What I genuinely respect about class action mechanisms, imperfect as they are, is that they allow individual harms that would never justify individual lawsuits to be aggregated into something meaningful. Nobody is going to hire an attorney over a $3 ATM fee. But when that $3 fee was potentially charged to hundreds of thousands of people, the aggregate harm justifies legal accountability.

If you are eligible for this settlement, please take the few minutes required to file your claim. Not just for the money. But because participating in the claims process is how these settlements actually function as accountability tools.

Frequently Asked Questions

I never received an email or postcard. Can I still file?

Yes. Receiving notice is not a prerequisite for eligibility. The notice is Bank of America's way of identifying likely class members from its own records, but it is not exhaustive. If you believe you meet the eligibility criteria based on your own knowledge of your account history, you may still file a claim and the administrator will verify it against available records.

What if I cannot remember exactly which ATMs I used?

Your bank statements from 2018 through 2021 are the best resource here. Look for out-of-network fee charges that appear in pairs within the same transaction date or session. If you used a 7-Eleven ATM and see duplicate fee charges, that is exactly the pattern this settlement covers.

Will claiming this settlement affect my relationship with Bank of America?

No. Filing a claim in a class action settlement does not give any financial institution grounds to modify or terminate your account relationship. It is a legal right, not an adversarial act.

What if I need to opt out?

If you want to preserve your right to sue Bank of America independently over this matter, you must formally exclude yourself from the settlement before July 7, 2026. Instructions for doing so should be included in any notice you received or on the settlement website. Keep in mind that opting out means you will not receive any payment from the class settlement.

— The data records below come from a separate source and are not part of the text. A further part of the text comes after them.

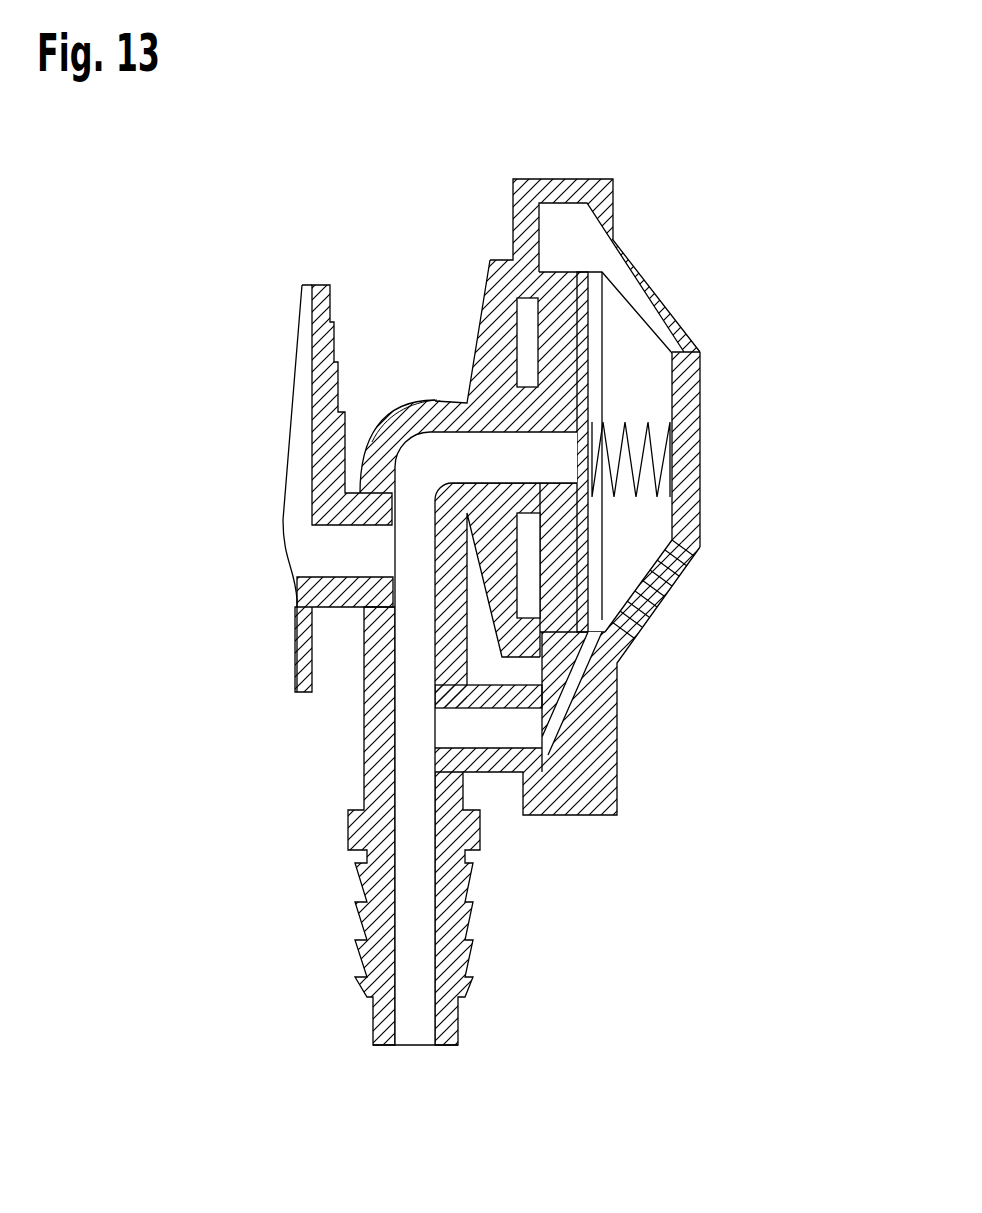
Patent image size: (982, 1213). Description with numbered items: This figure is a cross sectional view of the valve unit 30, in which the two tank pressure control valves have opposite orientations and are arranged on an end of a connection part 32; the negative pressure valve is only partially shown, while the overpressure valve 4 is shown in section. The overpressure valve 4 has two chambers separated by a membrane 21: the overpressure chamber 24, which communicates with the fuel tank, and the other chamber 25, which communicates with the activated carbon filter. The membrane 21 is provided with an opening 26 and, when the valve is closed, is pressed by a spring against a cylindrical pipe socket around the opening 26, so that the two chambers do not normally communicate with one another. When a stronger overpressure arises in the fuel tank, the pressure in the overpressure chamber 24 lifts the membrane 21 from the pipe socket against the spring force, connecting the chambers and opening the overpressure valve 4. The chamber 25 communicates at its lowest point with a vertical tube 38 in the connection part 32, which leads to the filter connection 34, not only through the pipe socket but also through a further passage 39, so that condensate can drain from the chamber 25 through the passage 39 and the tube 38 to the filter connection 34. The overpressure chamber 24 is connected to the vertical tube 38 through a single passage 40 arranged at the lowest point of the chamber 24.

The valve unit 30 is at (378, 213).
The overpressure chamber 24 is at (530, 341).
The overpressure valve 4 is at (675, 305).
The other chamber 25 is at (637, 378).
The opening 26 is at (582, 457).
The membrane 21 is at (582, 550).
The passage 40 is at (342, 560).
The connection part 32 is at (350, 783).
The vertical tube 38 is at (407, 902).
The further passage 39 is at (497, 757).
The filter connection 34 is at (465, 983).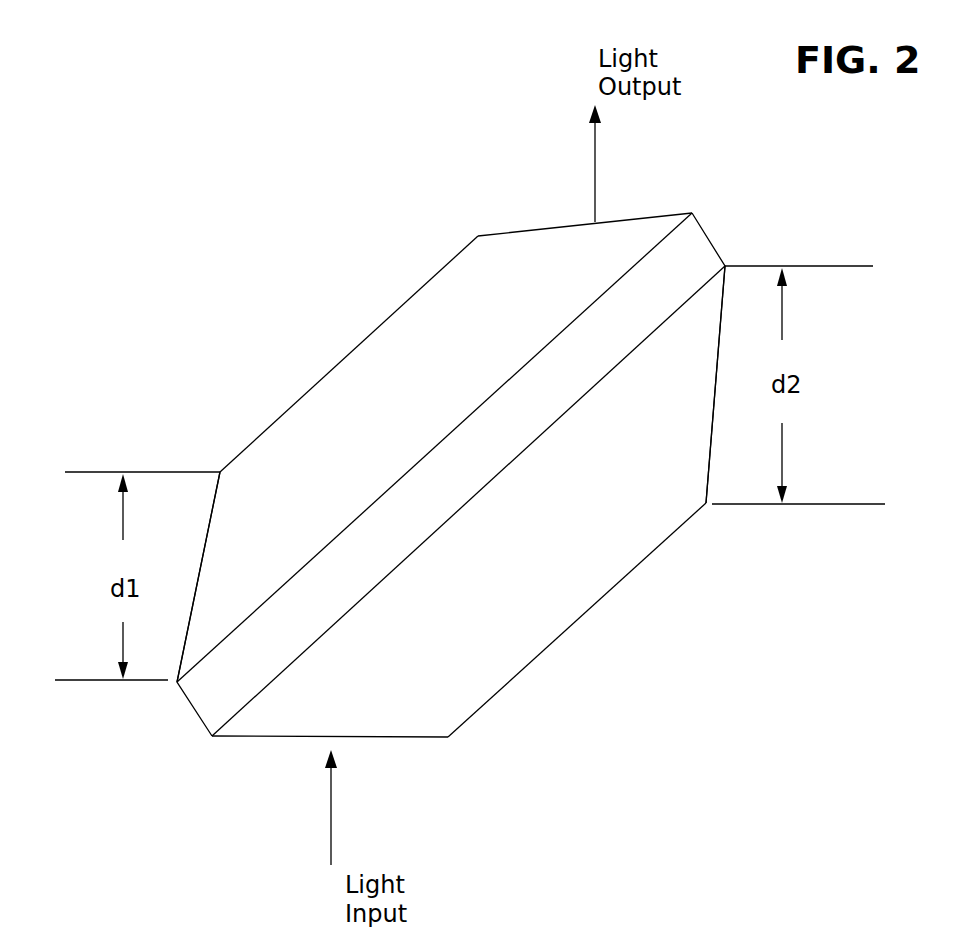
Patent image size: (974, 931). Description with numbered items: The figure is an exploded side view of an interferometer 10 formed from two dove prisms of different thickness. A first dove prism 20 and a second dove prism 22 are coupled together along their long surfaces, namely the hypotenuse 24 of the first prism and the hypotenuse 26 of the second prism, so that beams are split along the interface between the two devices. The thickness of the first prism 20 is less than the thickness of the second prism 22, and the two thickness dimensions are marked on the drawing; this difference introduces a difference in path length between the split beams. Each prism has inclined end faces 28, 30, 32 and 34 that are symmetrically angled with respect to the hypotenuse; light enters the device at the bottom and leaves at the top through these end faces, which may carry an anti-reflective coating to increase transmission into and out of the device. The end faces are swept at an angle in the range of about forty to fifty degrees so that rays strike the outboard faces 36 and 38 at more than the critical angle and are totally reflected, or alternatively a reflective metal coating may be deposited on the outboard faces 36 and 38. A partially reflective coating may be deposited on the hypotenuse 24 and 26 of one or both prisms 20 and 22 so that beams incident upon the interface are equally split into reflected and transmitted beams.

When will payments actually arrive?

After the final approval hearing on August 21, 2026, assuming the court grants approval, payment distribution typically begins within 30 to 90 days. Most class action payments arrive as checks by mail or in some cases as direct deposits depending on your account status.

Quick Reference Summary

DetailInformation
Settlement Amount$2.25 million
Who Filed the LawsuitBank of America customers charged double fees
ATM Locations CoveredFCTI-owned ATMs inside 7-Eleven stores
Eligible Transaction PeriodMay 1, 2018 to November 16, 2021
Current BofA CustomersAutomatic payment, no action needed
Former BofA CustomersMust file claim by July 29, 2026
Opt-Out / Objection DeadlineJuly 7, 2026
Final Approval HearingAugust 21, 2026
Payout AmountProportional share of net fund

Final Thoughts

The Bank of America and 7-Eleven ATM settlement is a concrete reminder of something worth remembering every time you interact with any financial institution: your account agreement is a contract, and you have rights under it. When those rights are violated, even in small ways, legal remedies exist.

If you used Bank of America and visited a 7-Eleven ATM between May 2018 and November 2021, take five minutes today to determine whether you qualify. Check your old bank statements, visit the settlement website, and if you are a former customer, file your claim before the deadline arrives.

The window to act is open right now. Do not miss it.

Disclaimer: This article is for informational purposes only and does not constitute legal or financial advice. All deadline dates and settlement details are based on publicly available information as of May 2026. Visit the official settlement website or consult a qualified attorney for guidance specific to your situation.